593. Vaidade e ambição como educadoras. — Enquanto um

homem não se torna instrumento do interesse humano geral, pode

atormentá-lo a ambição; mas sendo esse objetivo alcançado,

trabalhando ele necessariamente como uma máquina para o bem de

todos, pode então surgir a vaidade; ela o humanizará nas pequenas

coisas, o tornará mais sociável, mais indulgente, mais suportável,

quando a ambição tiver completado nele o trabalho mais grosseiro

(torná-lo útil).

594. Principiantes filosóficos. — Se alguém começou a

partilhar a sabedoria de um filósofo, anda pelas ruas com o

sentimento de haver mudado e se tornado um grande homem; pois

depara com muitos que não conhecem tal sabedoria, e então tem de

apresentar um julgamento novo e desconhecido acerca de tudo:

porque reconhece um código de leis, acha que é obrigado a se

comportar como um juiz.

595. Agradando pelo desagrado. — As pessoas que buscam

dar o que falar, e assim desagradar, desejam o mesmo que as que

procuram agradar e não dar o que falar, apenas num grau muito

bem elevado e de maneira indireta, através de um estágio que

aparentemente as afasta do seu objetivo.
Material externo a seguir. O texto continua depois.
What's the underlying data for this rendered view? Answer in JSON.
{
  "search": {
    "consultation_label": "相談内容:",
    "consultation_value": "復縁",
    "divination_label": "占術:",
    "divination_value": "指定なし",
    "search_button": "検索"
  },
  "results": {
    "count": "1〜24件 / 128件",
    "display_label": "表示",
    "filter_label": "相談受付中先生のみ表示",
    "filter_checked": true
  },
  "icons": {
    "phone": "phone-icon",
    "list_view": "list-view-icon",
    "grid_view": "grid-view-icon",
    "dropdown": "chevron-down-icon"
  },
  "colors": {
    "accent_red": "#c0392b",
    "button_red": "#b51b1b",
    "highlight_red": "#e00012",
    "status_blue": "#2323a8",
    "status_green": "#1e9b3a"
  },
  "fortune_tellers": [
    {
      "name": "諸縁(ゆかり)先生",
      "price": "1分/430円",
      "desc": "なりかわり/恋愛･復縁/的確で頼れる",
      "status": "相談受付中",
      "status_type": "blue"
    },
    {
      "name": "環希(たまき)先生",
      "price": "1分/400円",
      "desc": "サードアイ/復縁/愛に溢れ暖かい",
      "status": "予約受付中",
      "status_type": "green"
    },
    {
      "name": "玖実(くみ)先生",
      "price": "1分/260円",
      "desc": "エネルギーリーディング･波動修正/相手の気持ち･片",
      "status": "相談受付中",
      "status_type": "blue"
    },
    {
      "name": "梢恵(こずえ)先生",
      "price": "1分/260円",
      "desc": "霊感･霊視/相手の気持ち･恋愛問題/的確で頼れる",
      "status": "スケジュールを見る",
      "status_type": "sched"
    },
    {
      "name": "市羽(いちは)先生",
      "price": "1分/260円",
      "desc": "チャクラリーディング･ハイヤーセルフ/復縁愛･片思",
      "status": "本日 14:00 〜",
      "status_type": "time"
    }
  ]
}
Querem influência e

poder, e por isso mostram sua superioridade, embora de uma

maneira tal que é sentida como desagradável; pois sabem que quem

alcança o poder agrada em quase tudo o que diz e faz, e mesmo

quando desagrada parece ainda agradar. — Também o espírito

livre, e igualmente o indivíduo crente, querem ter poder, para com

ele agradar; quando, por causa de sua doutrina, são ameaçados de

um mau destino, de perseguição, cárcere, execução, eles se

comprazem no pensamento de que desse modo sua doutrina será

gravada e marcada a fogo na humanidade; tomam isso como um

meio doloroso, mas potente, embora de ação retardada, para afinal

alcançar o poder.

596. Casus belli e outros casos. — O príncipe que inventa um

casus belli [motivo de guerra], uma vez tomada a decisão de fazer

guerra ao vizinho, é como o pai que atribui ao filho uma outra mãe,

que deverá ser tida como a verdadeira. Os motivos declarados de

nossas ações não seriam quase todos como essas mães supostas?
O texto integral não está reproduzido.